Rating: PG-13, Time: 1hr 56min, Director: Steven Spielberg, Cast on IMDb
How did they make the newspaper business and story exciting?
There is an exciting break in the history of Vietnam war that came to both the New York Times and Washington Post that threatens the Nixon Whitehouse and all the former presidents for having held the secret of the Vietnam war back from the US public called the Pentagon Papers. So the story is rich and dangerous. The really fun part of watching the movie is I saw it with someone that lived it, so you get a great insight on the period as well as challenging when a company or service came out. Too funny. So grab grandma and get out to the movie.
What did you think of Meryl Streep as Kay, the CEO of the paper?
Kay is a nice complex character of a woman that doesn't inherit the family paper directly. Her father passes on the reins of the business to her husband despite her being the daughter. He does a great job and is talented while she goes on to do the mother role of that period typical for many women. Then her husband up and dies, so the business is thrown to her hands. She is then forced to learn the business actively and become a leader. In the movie, they capture this kind of careful and a bit indecisive character flaws to the part. Later on she is forced to become the true leader and does. It has a great evolution of the character and how she is transformed. It also touches on how close relationships tend to influence how hard you dive into a story based on loyalty vs. the readers.
What did you think of Tom Hanks as Ben Bradlee?
He has this strange role in that he is the Executive Editor at the Washington Times reporting to a CEO that is unsure of her role as a leader. He has a great leadership role with a loose reins about him. He is decisive and shows a bit of the bureaucracy in the newspaper of how do you decide which story to cover for the front page and lead the day with. If you take the wrong story, like a wedding, you may look the fool. He has decide how to get ahold of the Pentagon papers and from who as they are TOP SECRET.

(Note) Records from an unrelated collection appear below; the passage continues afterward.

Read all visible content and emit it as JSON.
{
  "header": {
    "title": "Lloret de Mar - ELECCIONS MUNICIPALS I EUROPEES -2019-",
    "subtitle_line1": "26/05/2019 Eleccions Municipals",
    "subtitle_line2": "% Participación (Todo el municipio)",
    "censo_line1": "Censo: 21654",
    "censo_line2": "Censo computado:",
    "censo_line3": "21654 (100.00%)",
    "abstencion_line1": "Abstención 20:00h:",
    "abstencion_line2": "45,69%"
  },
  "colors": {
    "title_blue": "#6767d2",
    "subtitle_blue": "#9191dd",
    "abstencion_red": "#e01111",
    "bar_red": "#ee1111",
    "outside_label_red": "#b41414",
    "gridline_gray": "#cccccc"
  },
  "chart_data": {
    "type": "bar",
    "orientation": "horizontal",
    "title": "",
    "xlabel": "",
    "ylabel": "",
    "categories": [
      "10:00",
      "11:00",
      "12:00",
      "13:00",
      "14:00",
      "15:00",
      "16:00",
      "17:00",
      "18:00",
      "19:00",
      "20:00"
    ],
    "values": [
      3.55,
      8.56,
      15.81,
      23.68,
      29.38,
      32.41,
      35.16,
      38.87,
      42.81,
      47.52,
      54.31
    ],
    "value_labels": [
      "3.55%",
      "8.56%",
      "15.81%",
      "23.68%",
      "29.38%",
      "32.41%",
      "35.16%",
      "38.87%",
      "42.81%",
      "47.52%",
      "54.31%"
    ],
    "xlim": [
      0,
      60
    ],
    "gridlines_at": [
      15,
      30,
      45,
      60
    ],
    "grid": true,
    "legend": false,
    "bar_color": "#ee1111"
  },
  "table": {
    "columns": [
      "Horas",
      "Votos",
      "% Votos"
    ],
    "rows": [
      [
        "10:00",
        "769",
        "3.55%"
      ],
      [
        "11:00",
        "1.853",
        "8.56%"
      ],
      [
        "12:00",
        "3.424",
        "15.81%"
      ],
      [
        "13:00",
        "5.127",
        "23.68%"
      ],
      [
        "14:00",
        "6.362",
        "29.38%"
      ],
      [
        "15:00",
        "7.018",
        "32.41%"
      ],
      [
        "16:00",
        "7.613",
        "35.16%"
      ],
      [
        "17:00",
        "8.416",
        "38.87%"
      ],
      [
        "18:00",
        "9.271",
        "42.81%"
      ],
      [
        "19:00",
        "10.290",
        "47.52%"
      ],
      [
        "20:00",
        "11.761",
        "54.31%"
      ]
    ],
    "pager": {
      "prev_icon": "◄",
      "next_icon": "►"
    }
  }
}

'Who is the villain in the story?
McNamara is the key figure behind the powers for two presidencies: JFK and LBJ. In this role he continued the involvement of the US in Vietnam from "advisors" in the field to deciding to up the amount of troops on the ground from 900 advisors to 16,000 troops and later up and up to a full-blown war. He was one of the key deciders in recommending to up the ante in the war as well as discovering early on that their strategy was not going to work, but recommending to keep at it anyway. He likely led to the deaths of thousands of kids because he was hiding this decision from the public. Of course, no president wanted to own this issue of being first to drawdown troops and admit defeat. At the time, they military leaders believed it was crucial to stop communism in Vietnam to prevent the rest of Southeast Asia falling to the communism spread. If you look from 1942 - 1966, the USSR had expanded into controlling Poland, Czechoslovakia, Hungary, East Germany, Lithuania, Estonia, Romania, Albania and part of Japan islands even. Additionally, Cuba flipped from a democratic authoritarian government to communism. China flipped from authoritarian fascist state to communism. North Korea and the Korean war came out. So the threat was very real in the day. So McNamara is kind of this slippery snake in the film. In reality, he tried to convince both presidents that the policy was failing and eventually left politics after LBJ. In the film, he has all these connections with the newspaper, especially with Kay, the CEO that is desperately trying to protect the president from scandal, but seeing the inevitable.
What were your favorite parts?
One of my favorite parts is that they have Nixon in the White House discussing the break of the Pentagon Papers scandal. It really is humous as they show Nixon from the back from outside of the White House, so it looks kind of like he's in a jail cell symbolically and they use the real Nixon tapes, since he taped all the conversations in the film. This really helps cement the story to the time and really nails the story down in relevancy. Another fun part is they lead a bit into the later break of the Watergate scandal. Definitely, this really added the spice to the story with small doses of the paranoia of this leader and his trying to undermine the whole story.
Do you have art related to this era?
I think the best connection, would be the Soviet and US escalation of nuclear testing. My painting delt with the end of the first stage of testing: creating the largest single bomb. The Soviets created a 50 megaton bomb called the Tsar Bomba that rose all the way into space with the mushroom cloud. I really identified with the fear the public must have lived through in the 60s. Of course, with the Trump presidency and staring down North Korean as well as the recent nuclear bomb scare in Hawaii are making this highly relative again, sadly. Even the atomic doomsday clock has been set to 2 minutes to midnight recently.